Trying to Make Dough: How Local Oxford Pizzerias are Adapting to the Pandemic.

Fergndan’s Supreme Pizza

OXFORD, Ms. – The demand for pizza delivery has skyrocketed this year. Major franchises like Domino’s Pizza, Inc. have prospered in 2020 – same-store sales increased by 16% during their fiscal second-quarter, according to – because their business model is optimized for delivery and takeout. However, unlike Domino’s, some local pizzerias have adapted their dine-in centric business models to survive during the pandemic.

Since spring break, Square Pizza, located on Van Buren Avenue, has experienced an 85% drop in sales, according to owner Tate Moore. Since it opened in 2007, Square Pizza has traditionally operated from 10:30 p.m. to 1:30 a.m.; however, Moore says he has recently changed his store hours to 4 – 10 p.m. because business has been so slow.

“That business basically stopped from spring break on, to adapt to what’s happened now, I have put some booths in my restaurant hoping that I become more of a dinner place, but that has been a slow go,” Moore said.

Square Pizza has also signed up with Bite Squad, a third-party delivery service. Moore says he hopes this delivery partnership will help. If his numbers continue to fall, Moore says he and many other businesses on the Square won’t be able to sustain their expensive rents. 

“Everybody pays these crazy rents because we make so much money in the fall and spring, and if you’re not going to make money in the fall and spring… well, then what do you do?” Moore said.

Like Square Pizza, Lost Pizza Company, located off of College Hill Road, has also changed its entire business model to weather the COVID-19 storm. The small chain was founded by Brooks Roberts and Preston Lott, who opened their first franchise location in Tupelo, Ms., in 2011. Lost Pizza Co. now has 17 locations across Mississippi, Tennessee, Arkansas, and Florida.

General Manager Elizabeth Stripling says that Lost Pizza Co. used to be a fast-casual counter service restaurant, but all of that changed because of the pandemic.

“Now we are full service, so I have had to hire a bunch of servers; we did it at first because we get so busy that we couldn’t have people standing so close to each other in front of the counter, we thought if we do table service at least, they are separated into six feet apart tables,” Stripling said.

In addition to becoming a full-service restaurant, Stripling says Lost Pizza Co. has also closed its upstairs bar to reduce the virus’s spread. Though there is no bar seating, the restaurant still brings drinks to the customer’s tables.

“I’m pretty sure that some people hate the fact that we had to do that and full service because they are just bar people, but I guess that is just out of the question right now,” Stripling said.

Because most of her staff is comprised of university students, Stripling says if Ole Miss closes again, she could lose more than half of her employees.

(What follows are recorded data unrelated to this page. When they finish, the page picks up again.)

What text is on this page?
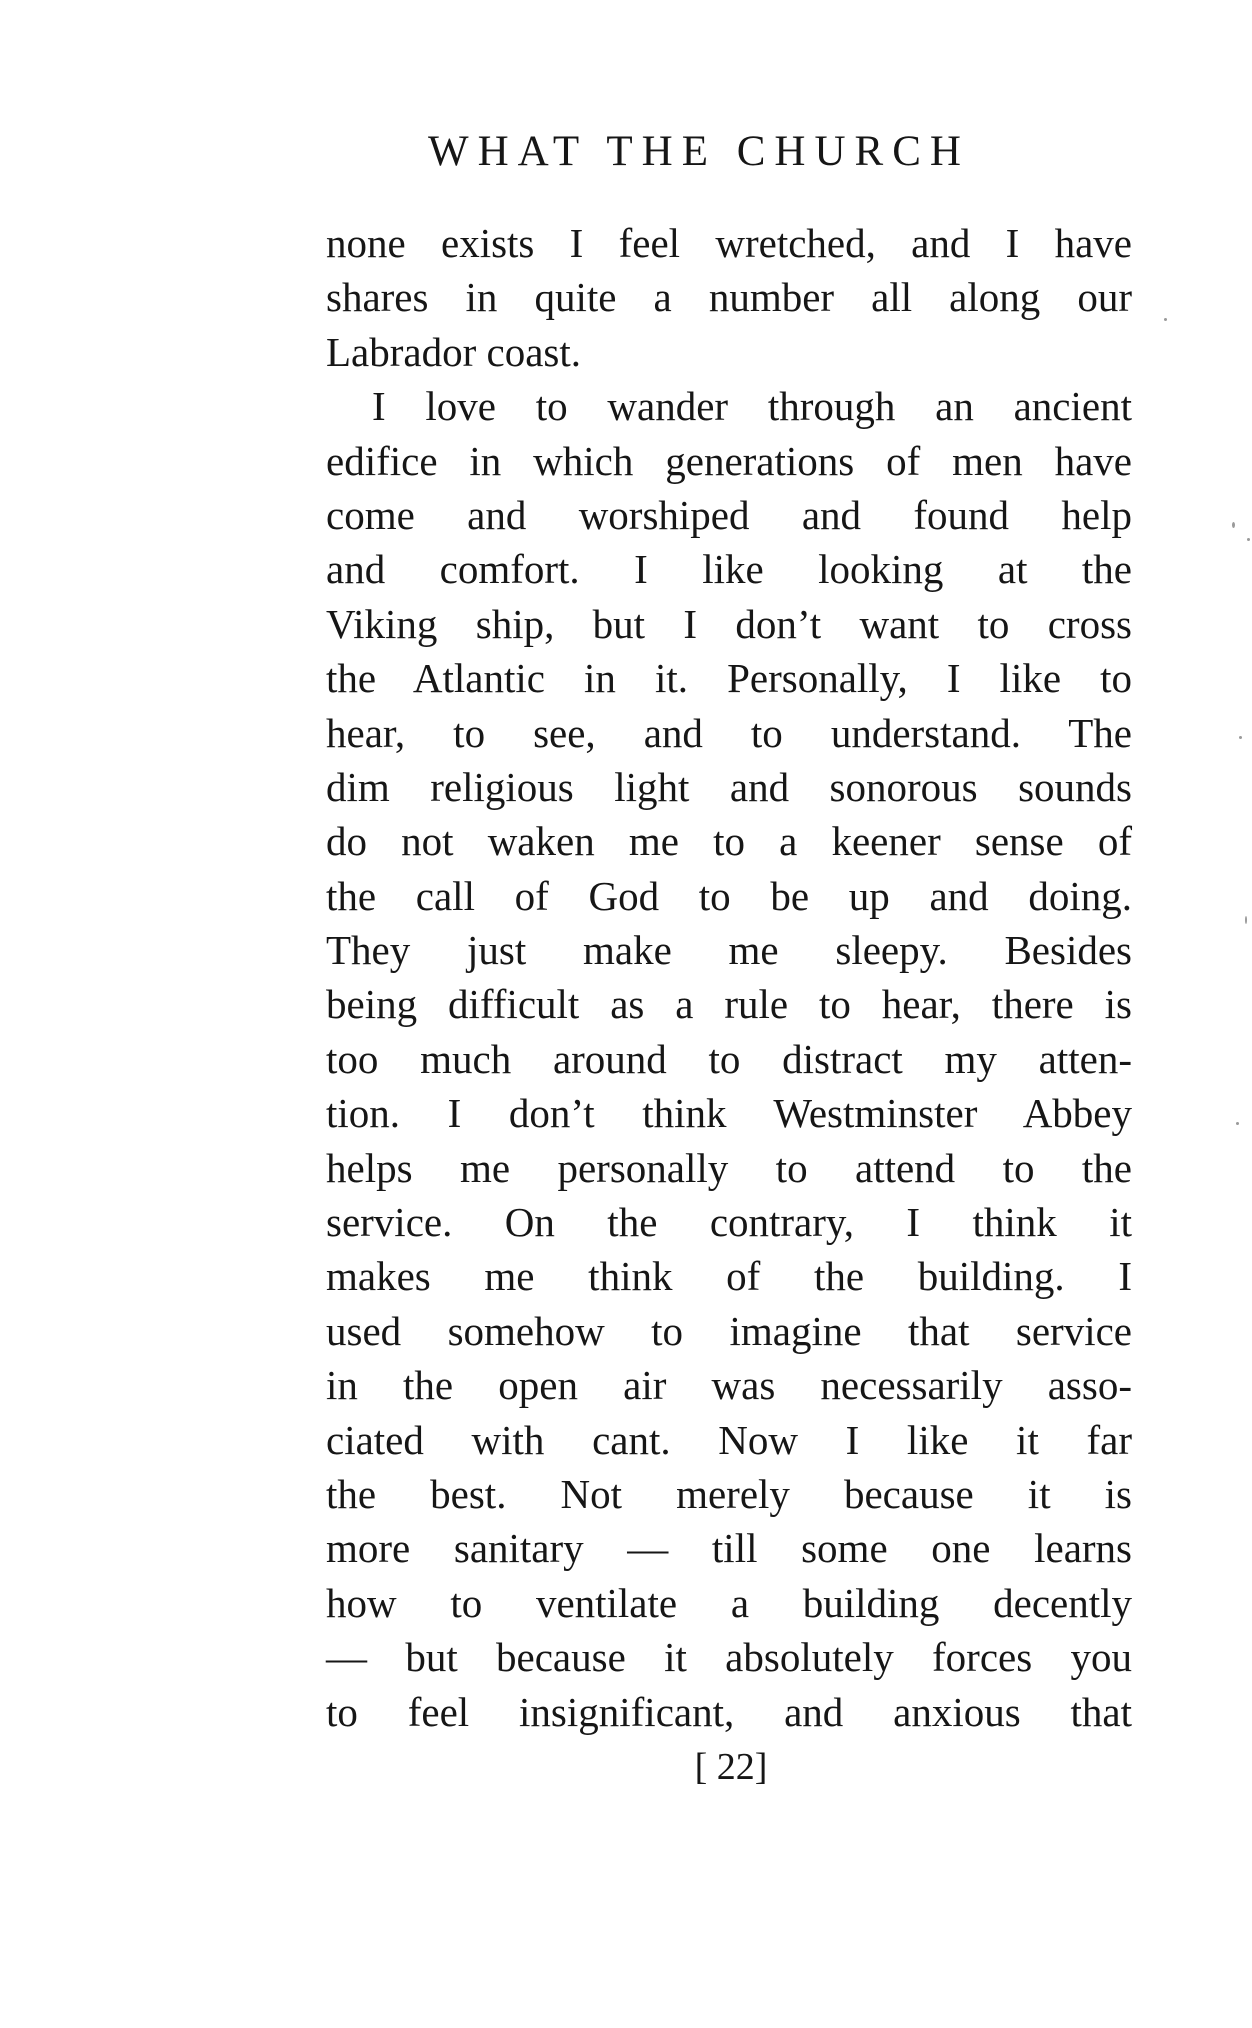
WHAT THE CHURCH
none exists I feel wretched, and I have
shares in quite a number all along our
Labrador coast.
I love to wander through an ancient
edifice in which generations of men have
come and worshiped and found help
and comfort. I like looking at the
Viking ship, but I don’t want to cross
the Atlantic in it. Personally, I like to
hear, to see, and to understand. The
dim religious light and sonorous sounds
do not waken me to a keener sense of
the call of God to be up and doing.
They just make me sleepy. Besides
being difficult as a rule to hear, there is
too much around to distract my atten-
tion. I don’t think Westminster Abbey
helps me personally to attend to the
service. On the contrary, I think it
makes me think of the building. I
used somehow to imagine that service
in the open air was necessarily asso-
ciated with cant. Now I like it far
the best. Not merely because it is
more sanitary — till some one learns
how to ventilate a building decently
— but because it absolutely forces you
to feel insignificant, and anxious that
[ 22]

While local chains like Lost Pizza Co. have hired more staff to accommodate the increase in customers, mom and pop restaurants like Fergndan’s Wood Fired Pizza Café recognize that hiring additional employees in the age of COVID-19 could be extra risky.

“From an operational standpoint we are having to do what we do, but with less people, because we have to recognize that everybody that stands behind this counter or that counter has a circle of friends, that has a circle of friends, and you don’t know who is going to be bringing in what,” Said John Ferguson, owner of Fergndan’s Wood Fired Pizza Cafe. “So, as a family business with my wife, myself, and our three kids, we can pretty much better control our environment.”

Fergndan started in October 2016 as a food truck-only business; two years later, it expanded to a brick and mortar restaurant located on Highway 30 East. With everything that has transpired in the restaurant industry in 2020, Ferguson says he is happy his food truck background influenced his restaurant’s construction.

“The good news for us is that we started as a food truck, so we were already used to being flexible; when we built the restaurant, we built it with flexibility in mind,” Ferguson said.

Ferguson says this built-in flexibility made it easier to change aspects of his business model that didn’t conform to Phase 2 of the city’s “Serving Oxford Safely” recovery plan, which adopts all regulations and findings outlined in Gov. Tate Reeves’ Executive Orders: 1518151615111508. One of the guidelines listed in the plan prohibits self-service drink stations in restaurants. To comply with this guideline, Ferguson moved his point of sale table – which was built with wheels to be moved for catering purposes – in front of the restaurant’s beverage station so guests couldn’t self-serve anymore.

“We have had to adapt and be cautious with what our next steps are going to be, and just kind of let the market dictate, regardless of what the governor says – people are still going to be people,” Ferguson said.

As the pandemic continues to impact the food and restaurant industry, Ferguson says all he can do is make his daily adjustments and keep moving forward.

“There is no luxury that gives you the ability to just stop and wait to see what is going to happen; this train is moving, and if you don’t adjust accordingly, then you are either going to derail it or you are going to overrun your tracks… either way, it’s not going to be good,” Ferguson said. “So, you just adjust to the conditions that day, and you wake up in a new world the next.”